Um dos aspectos que chamam a atenção no filme é a beleza impressionante das imagens, muitas delas feitas a partir de drones e de helicópteros não tripulados. Como foi a escolha desses equipamentos?
Sabíamos que precisávamos de elevação para compreender a água. Era preciso observar lá do alto. Dessa forma, fizemos tudo que pudemos para alcançar essas alturas: elevadores, escadas, drones, braços de lança e até mesmo helicópteros reais. Dedicamos uma enorme quantidade de esforços e de recursos nessas tomadas aéreas, que em seguida foram contrapostas e confrontadas com as histórias menores e mais íntimas das pessoas que vivem com a água ou a falta dela, de várias formas, no terreno.
Esse contraste entre abundância de água e seca é bastante vivo no filme, bem como o abuso de recursos pelo ser humano frente à água intocada na natureza e entre a água que nos molda e a água moldada por nós. Isso foi levado em conta na produção?

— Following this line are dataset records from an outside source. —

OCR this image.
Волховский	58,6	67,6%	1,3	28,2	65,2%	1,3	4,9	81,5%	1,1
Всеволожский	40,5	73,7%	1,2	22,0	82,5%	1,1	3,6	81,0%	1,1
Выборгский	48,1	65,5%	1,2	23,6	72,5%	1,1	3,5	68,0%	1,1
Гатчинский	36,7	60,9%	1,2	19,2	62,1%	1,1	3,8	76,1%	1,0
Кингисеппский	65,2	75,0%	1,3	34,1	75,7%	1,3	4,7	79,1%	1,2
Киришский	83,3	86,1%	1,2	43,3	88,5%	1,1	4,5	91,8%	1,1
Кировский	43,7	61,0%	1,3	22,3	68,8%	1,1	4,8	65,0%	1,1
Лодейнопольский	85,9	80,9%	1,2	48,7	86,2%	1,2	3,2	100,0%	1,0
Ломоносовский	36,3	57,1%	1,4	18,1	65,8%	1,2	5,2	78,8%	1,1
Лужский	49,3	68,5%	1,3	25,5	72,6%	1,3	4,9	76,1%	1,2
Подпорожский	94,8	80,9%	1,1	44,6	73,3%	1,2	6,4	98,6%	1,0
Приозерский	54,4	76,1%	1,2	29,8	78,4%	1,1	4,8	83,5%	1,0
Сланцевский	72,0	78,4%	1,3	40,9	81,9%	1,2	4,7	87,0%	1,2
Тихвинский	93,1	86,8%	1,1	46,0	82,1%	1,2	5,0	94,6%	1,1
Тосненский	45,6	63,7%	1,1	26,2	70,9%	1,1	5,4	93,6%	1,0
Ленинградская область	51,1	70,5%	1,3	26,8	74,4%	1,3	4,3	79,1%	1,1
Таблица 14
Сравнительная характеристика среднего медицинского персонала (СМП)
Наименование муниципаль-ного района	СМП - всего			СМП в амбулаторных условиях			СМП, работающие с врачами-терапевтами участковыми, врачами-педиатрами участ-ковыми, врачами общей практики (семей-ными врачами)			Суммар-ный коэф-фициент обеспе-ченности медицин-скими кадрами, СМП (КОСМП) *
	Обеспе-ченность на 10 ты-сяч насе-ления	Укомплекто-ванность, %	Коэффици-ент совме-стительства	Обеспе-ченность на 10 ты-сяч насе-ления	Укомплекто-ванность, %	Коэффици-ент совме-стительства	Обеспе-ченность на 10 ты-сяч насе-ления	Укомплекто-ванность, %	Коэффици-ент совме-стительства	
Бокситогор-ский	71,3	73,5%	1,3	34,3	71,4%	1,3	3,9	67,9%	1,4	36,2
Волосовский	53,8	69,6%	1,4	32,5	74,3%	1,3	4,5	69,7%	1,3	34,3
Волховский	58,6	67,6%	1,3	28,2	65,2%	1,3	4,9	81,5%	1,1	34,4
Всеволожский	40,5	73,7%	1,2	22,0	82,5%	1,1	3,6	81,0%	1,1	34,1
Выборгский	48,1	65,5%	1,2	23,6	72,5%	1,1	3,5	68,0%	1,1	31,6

Queríamos desde o início ter iluminação por justaposição: ao colocar duas coisas juntas, cada uma lança um olhar sobre a outra. Dessa forma, temos secas e inundações, a água pura e água tóxica, religião e recreação… Isso foi intencional, uma vez que não queríamos ter muita narração no filme: queríamos que o espectador vivesse as situações em vez de ouvir o que deve pensar delas.

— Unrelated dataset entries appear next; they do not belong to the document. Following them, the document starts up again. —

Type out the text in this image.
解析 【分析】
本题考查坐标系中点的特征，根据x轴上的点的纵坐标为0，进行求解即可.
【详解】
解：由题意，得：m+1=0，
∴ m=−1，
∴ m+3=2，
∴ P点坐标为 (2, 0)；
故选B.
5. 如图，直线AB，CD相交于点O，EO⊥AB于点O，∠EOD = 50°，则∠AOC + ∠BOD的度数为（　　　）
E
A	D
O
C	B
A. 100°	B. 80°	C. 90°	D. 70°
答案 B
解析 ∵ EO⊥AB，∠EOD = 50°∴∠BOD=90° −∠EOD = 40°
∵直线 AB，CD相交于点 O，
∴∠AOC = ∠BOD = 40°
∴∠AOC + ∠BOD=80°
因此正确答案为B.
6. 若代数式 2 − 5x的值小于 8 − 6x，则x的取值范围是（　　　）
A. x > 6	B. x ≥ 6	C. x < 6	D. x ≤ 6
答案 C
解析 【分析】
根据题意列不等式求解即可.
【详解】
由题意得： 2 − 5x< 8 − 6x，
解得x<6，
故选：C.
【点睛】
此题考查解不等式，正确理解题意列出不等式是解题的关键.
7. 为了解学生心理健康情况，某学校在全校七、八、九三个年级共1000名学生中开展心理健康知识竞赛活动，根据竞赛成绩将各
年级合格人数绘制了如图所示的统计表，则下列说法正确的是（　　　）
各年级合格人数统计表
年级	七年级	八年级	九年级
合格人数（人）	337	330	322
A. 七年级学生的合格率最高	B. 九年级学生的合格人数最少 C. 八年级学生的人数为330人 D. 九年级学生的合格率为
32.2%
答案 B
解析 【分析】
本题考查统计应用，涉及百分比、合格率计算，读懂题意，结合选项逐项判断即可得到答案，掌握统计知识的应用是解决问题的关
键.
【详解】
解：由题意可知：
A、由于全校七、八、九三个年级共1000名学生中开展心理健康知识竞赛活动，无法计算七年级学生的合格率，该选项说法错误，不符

São Paulo e outras regiões do Brasil estão sofrendo com uma séria crise de água. Qual é a mensagem que você espera que as pessoas tirem ao assistir ao filme em um cenário como esse, em que há má gestão e falta de conscientização do uso da água?
O Canadá é um país de água doce abundante. Por isso, as pessoas tomam isso como certo. Queríamos que as pessoas pensassem de forma diferente na próxima vez em que abrissem uma torneira ou pulassem em um lago. Pessoas em regiões afetadas pela seca já estão cientes de como a água é preciosa. Mas o que todo mundo precisa entender é que o acesso a água fresca, limpa e gratuita é um direito humano básico. Não devemos perder isso de vista e temos de lutar para proteger o que temos e corrigir o que está danificado. A boa notícia é que a reabilitação de águas poluídas ou redirecionadas ainda é possível.

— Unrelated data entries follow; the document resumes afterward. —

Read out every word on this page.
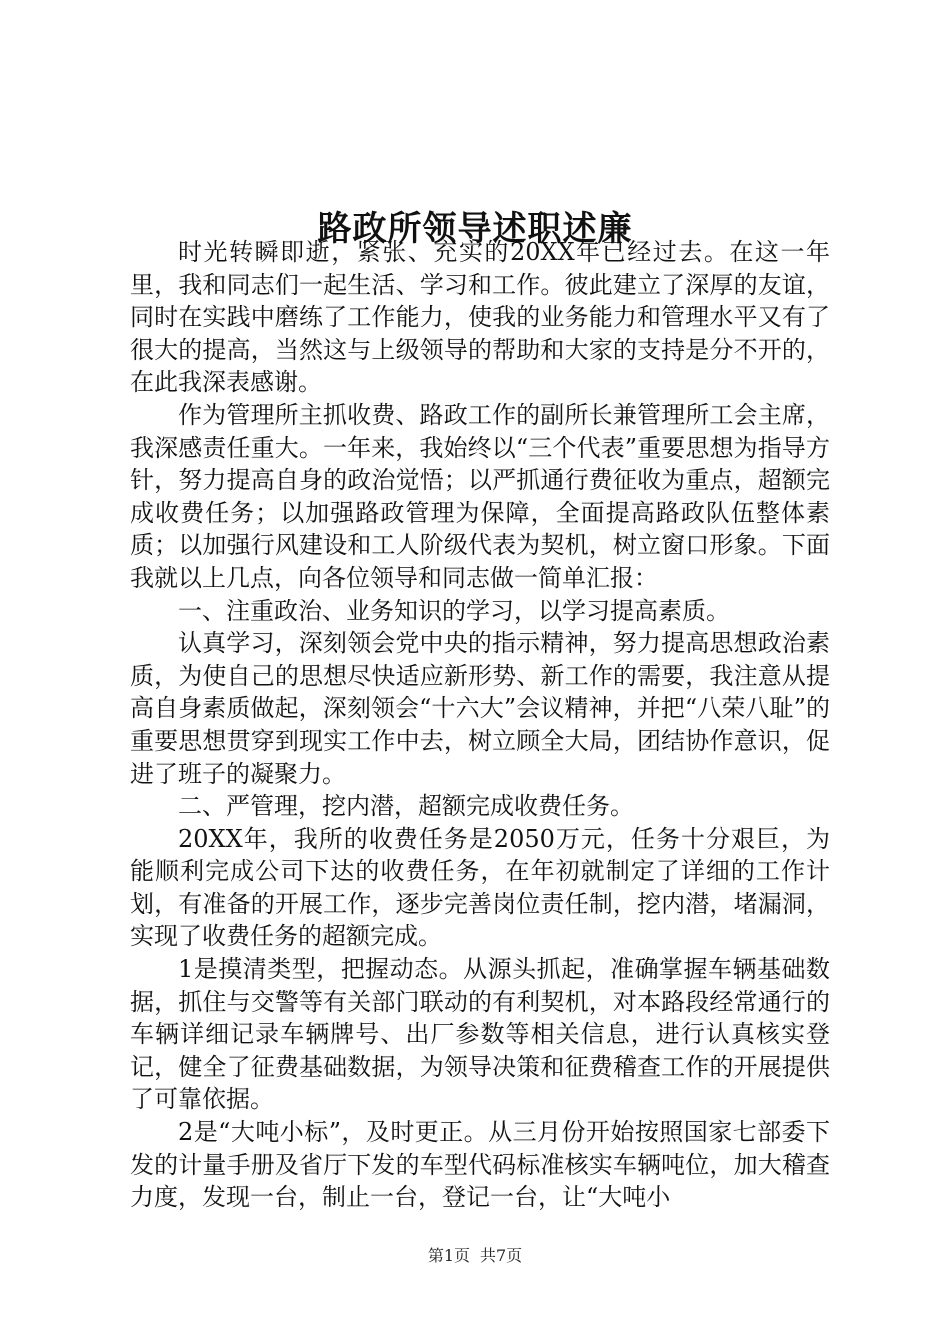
路政所领导述职述廉

时光转瞬即逝，紧张、充实的20XX年已经过去。在这一年里，我和同志们一起生活、学习和工作。彼此建立了深厚的友谊，同时在实践中磨练了工作能力，使我的业务能力和管理水平又有了很大的提高，当然这与上级领导的帮助和大家的支持是分不开的，在此我深表感谢。

作为管理所主抓收费、路政工作的副所长兼管理所工会主席，我深感责任重大。一年来，我始终以“三个代表”重要思想为指导方针，努力提高自身的政治觉悟；以严抓通行费征收为重点，超额完成收费任务；以加强路政管理为保障，全面提高路政队伍整体素质；以加强行风建设和工人阶级代表为契机，树立窗口形象。下面我就以上几点，向各位领导和同志做一简单汇报：

一、注重政治、业务知识的学习，以学习提高素质。

认真学习，深刻领会党中央的指示精神，努力提高思想政治素质，为使自己的思想尽快适应新形势、新工作的需要，我注意从提高自身素质做起，深刻领会“十六大”会议精神，并把“八荣八耻”的重要思想贯穿到现实工作中去，树立顾全大局，团结协作意识，促进了班子的凝聚力。

二、严管理，挖内潜，超额完成收费任务。

20XX年，我所的收费任务是2050万元，任务十分艰巨，为能顺利完成公司下达的收费任务，在年初就制定了详细的工作计划，有准备的开展工作，逐步完善岗位责任制，挖内潜，堵漏洞，实现了收费任务的超额完成。

1是摸清类型，把握动态。从源头抓起，准确掌握车辆基础数据，抓住与交警等有关部门联动的有利契机，对本路段经常通行的车辆详细记录车辆牌号、出厂参数等相关信息，进行认真核实登记，健全了征费基础数据，为领导决策和征费稽查工作的开展提供了可靠依据。

2是“大吨小标”，及时更正。从三月份开始按照国家七部委下发的计量手册及省厅下发的车型代码标准核实车辆吨位，加大稽查力度，发现一台，制止一台，登记一台，让“大吨小

第1页 共7页
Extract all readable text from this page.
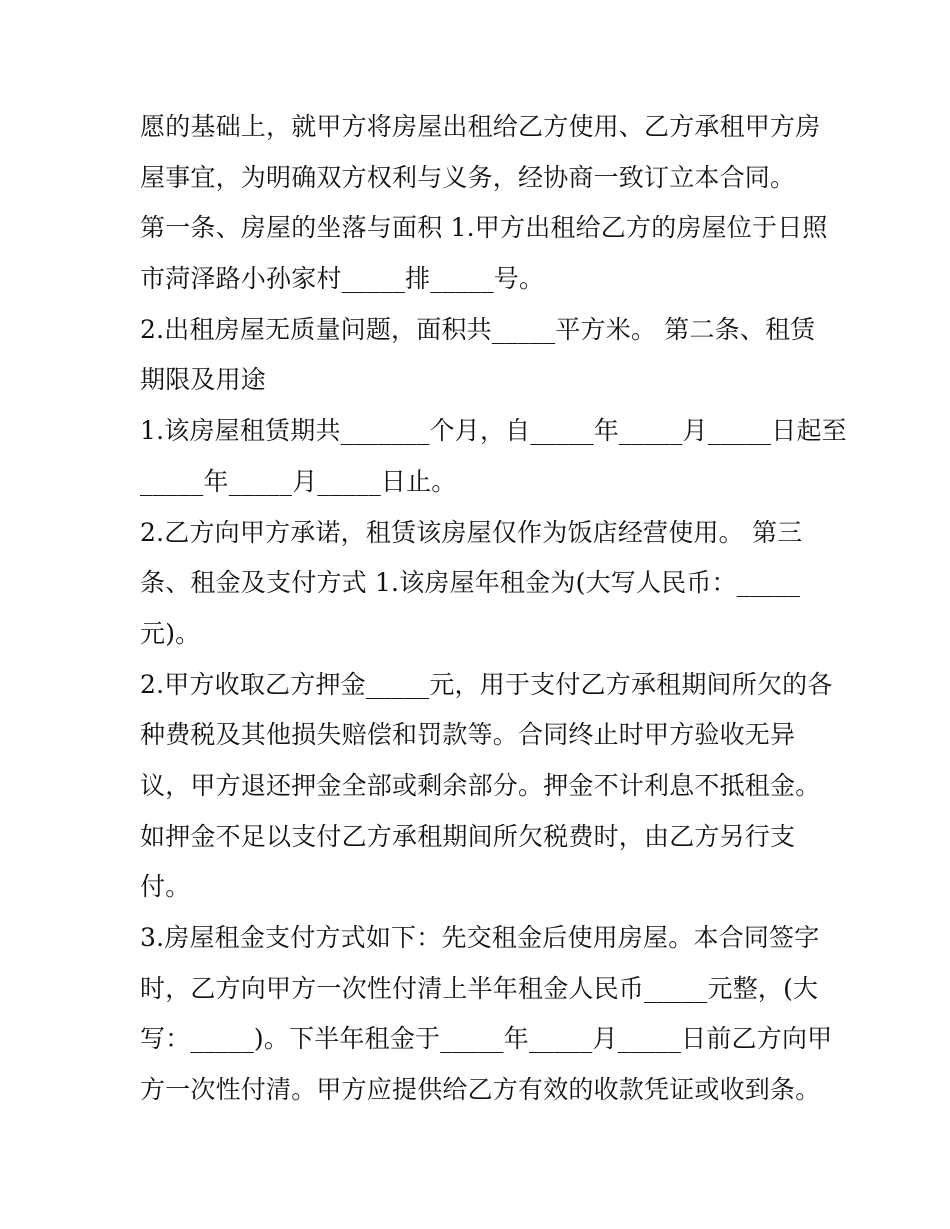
愿的基础上，就甲方将房屋出租给乙方使用、乙方承租甲方房
屋事宜，为明确双方权利与义务，经协商一致订立本合同。
第一条、房屋的坐落与面积 1.甲方出租给乙方的房屋位于日照
市菏泽路小孙家村_____排_____号。
2.出租房屋无质量问题，面积共_____平方米。 第二条、租赁
期限及用途
1.该房屋租赁期共_______个月，自_____年_____月_____日起至
_____年_____月_____日止。
2.乙方向甲方承诺，租赁该房屋仅作为饭店经营使用。 第三
条、租金及支付方式 1.该房屋年租金为(大写人民币：_____
元)。
2.甲方收取乙方押金_____元，用于支付乙方承租期间所欠的各
种费税及其他损失赔偿和罚款等。合同终止时甲方验收无异
议，甲方退还押金全部或剩余部分。押金不计利息不抵租金。
如押金不足以支付乙方承租期间所欠税费时，由乙方另行支
付。
3.房屋租金支付方式如下：先交租金后使用房屋。本合同签字
时，乙方向甲方一次性付清上半年租金人民币_____元整，(大
写：_____)。下半年租金于_____年_____月_____日前乙方向甲
方一次性付清。甲方应提供给乙方有效的收款凭证或收到条。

Como trabalhar no filme mudou sua perspectiva sobre a água e a forma como a usamos?
Nos tornamos muito mais conscientes sobre o nosso próprio uso da água. Nós três (ela, Edward e o produtor Nick de Pencier) fazemos uma série de trabalhos com a organização internacional Waterkeeper. Todos nós evitamos garrafas de água tanto quanto podemos! Não é uma mercadoria para ser vendida!